Layers are now an implementation detail
This is still a layered architecture, it's just that the layers are now a component implementation detail rather than being first-class architectural building blocks. And that's nice, because I can think about my components as being my architecturally significant structural elements and it's these building blocks that are defined in my dependency injection framework. Something I often see in layered architectures is code bypassing a services layer to directly access a DAO or repository. These sort of shortcuts are exactly why layered architectures often become corrupted and turn into big balls of mud. In my codebase, if any consumer wants access to tweets, they are forced to use the tweet component in its entirety because the DAO is an internal implementation detail. And because I have layers inside my component, I can still switch out my tweet data storage from MongoDB to something else. That change is still isolated.

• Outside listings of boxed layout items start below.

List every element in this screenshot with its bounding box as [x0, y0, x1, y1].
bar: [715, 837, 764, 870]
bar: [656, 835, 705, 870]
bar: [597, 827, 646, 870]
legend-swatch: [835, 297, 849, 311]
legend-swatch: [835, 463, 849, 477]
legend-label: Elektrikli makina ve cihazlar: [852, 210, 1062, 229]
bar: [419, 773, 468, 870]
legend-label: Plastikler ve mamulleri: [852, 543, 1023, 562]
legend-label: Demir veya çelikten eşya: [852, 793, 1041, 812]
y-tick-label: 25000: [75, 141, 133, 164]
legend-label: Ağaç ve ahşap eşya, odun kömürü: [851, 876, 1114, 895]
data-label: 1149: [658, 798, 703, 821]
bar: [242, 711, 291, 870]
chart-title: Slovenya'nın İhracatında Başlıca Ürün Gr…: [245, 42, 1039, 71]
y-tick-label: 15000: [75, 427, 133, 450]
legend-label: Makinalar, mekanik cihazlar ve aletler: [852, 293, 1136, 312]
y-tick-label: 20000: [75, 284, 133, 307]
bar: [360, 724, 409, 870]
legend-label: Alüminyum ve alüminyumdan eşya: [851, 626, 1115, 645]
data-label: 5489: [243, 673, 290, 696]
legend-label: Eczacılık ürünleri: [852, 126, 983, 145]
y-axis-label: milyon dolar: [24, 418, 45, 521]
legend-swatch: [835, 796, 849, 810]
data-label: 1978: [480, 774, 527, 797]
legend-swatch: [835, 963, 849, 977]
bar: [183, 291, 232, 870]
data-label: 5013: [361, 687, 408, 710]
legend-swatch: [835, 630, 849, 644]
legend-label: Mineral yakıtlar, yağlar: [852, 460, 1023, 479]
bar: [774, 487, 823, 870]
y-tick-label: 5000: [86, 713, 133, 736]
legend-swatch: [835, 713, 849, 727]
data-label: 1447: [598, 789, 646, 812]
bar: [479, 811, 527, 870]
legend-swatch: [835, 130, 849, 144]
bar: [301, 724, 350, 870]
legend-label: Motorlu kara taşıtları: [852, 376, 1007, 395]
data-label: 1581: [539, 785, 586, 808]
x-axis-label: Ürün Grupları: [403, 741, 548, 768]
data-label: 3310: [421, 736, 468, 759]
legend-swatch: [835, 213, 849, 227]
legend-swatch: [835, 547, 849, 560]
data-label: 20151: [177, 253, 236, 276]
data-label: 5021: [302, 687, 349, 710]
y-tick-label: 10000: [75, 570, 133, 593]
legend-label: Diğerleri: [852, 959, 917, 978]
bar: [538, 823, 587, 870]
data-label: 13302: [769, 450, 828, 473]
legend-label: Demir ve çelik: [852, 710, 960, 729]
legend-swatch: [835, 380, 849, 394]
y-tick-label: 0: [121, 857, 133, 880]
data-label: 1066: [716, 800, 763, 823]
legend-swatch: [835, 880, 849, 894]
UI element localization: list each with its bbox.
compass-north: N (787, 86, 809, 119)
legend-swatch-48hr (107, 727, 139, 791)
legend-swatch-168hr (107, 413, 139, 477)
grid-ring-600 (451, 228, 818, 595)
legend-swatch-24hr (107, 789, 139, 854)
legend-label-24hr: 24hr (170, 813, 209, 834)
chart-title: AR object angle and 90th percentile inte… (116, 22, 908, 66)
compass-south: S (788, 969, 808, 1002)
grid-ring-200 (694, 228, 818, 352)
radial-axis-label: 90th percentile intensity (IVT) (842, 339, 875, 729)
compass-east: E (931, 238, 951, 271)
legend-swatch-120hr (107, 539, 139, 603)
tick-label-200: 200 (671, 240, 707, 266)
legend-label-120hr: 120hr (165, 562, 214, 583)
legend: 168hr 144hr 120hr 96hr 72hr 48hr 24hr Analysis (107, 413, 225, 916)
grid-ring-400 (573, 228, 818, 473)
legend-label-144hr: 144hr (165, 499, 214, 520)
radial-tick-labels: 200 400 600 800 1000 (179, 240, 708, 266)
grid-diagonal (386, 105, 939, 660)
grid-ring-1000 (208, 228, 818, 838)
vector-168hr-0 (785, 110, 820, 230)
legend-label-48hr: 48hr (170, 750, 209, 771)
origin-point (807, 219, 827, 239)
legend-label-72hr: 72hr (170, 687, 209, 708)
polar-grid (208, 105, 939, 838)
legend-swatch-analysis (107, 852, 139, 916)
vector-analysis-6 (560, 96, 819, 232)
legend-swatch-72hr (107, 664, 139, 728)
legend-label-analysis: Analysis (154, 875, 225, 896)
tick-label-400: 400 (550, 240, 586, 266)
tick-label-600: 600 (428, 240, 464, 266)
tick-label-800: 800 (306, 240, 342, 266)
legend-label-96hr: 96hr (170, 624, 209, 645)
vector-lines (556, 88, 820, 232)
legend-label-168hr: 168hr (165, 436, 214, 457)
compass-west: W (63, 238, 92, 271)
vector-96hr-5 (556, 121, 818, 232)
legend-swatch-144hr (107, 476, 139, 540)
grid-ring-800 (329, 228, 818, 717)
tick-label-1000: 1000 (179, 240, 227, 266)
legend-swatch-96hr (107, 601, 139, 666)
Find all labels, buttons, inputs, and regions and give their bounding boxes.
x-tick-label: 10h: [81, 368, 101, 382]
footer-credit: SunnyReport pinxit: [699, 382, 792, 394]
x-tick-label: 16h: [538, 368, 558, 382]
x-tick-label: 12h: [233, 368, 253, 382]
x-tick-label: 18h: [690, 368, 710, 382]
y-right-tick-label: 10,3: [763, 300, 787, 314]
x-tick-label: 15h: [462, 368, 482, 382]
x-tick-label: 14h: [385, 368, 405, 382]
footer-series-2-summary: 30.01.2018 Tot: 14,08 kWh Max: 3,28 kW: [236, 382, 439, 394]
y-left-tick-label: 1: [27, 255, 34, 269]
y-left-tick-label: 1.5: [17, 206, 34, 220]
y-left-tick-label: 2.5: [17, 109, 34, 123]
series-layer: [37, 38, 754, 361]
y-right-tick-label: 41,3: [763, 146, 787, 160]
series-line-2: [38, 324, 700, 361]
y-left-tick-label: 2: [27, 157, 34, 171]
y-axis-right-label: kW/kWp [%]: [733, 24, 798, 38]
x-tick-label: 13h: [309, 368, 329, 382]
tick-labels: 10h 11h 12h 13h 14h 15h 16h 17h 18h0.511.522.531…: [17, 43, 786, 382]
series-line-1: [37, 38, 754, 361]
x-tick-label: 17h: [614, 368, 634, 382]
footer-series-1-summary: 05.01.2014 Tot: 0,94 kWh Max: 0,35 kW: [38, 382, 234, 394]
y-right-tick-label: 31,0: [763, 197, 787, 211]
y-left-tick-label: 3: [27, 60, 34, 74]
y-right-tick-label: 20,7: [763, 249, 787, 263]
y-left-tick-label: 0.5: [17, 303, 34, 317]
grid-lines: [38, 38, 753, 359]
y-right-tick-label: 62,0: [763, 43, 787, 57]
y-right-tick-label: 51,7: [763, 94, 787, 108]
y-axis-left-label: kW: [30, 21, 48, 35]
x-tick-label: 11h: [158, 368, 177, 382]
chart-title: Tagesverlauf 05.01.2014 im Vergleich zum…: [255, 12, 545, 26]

Component testing vs unit testing
Ah, unit testing. Bundling up my tweet service and DAO into a single component makes the resulting tweet component harder to unit test because everything is package protected. Sure, it's not impossible to provide a mock implementation of the MongoDBTweetDao but I need to jump through some hoops. The other approach is to simply not do unit testing and instead test my tweet component through its public interface. DHH recently published a blog post called Test-induced design damage and I agree with the overall message; perhaps we are breaking up our systems unnecessarily just in order to unit test them. There's very little to be gained from unit testing the various sub-parts of my tweet component in isolation, so in this case I've opted to do automated component testing instead where I test the component as a black-box through its component interface. MongoDB is lightweight and fast, with the resulting component tests running acceptably quick for me, even on my ageing MacBook Air. I'm not saying that you should never unit test code in isolation, and indeed there are some situations where component testing isn't feasible. For example, if you're using asynchronous and/or third party services, you probably do want to ability to provide a mock implementation for unit testing. The point is that we shouldn't blindly create designs where everything can be mocked out and unit tested in isolation.
Food for thought
The purpose of this blog post was to provide some more detail around how to ensure that code reflects architecture and to illustrate an approach to do this. I like the structure imposed by forcing my codebase to reflect the architecture. It requires some discipline and thinking about how to neatly carve-up the responsibilities across the codebase, but I think the effort is rewarded. It's also a nice stepping stone towards micro-services. My techtribes.je system is constructed from a number of in-process components that I treat as my architectural building blocks. The thinking behind creating a micro-services architecture is essentially the same, albeit the components (services) are running out-of-process. This isn't a silver bullet by any means, but I hope it's provided some food for thought around designing software and structuring a codebase with an architecturally-evident coding style.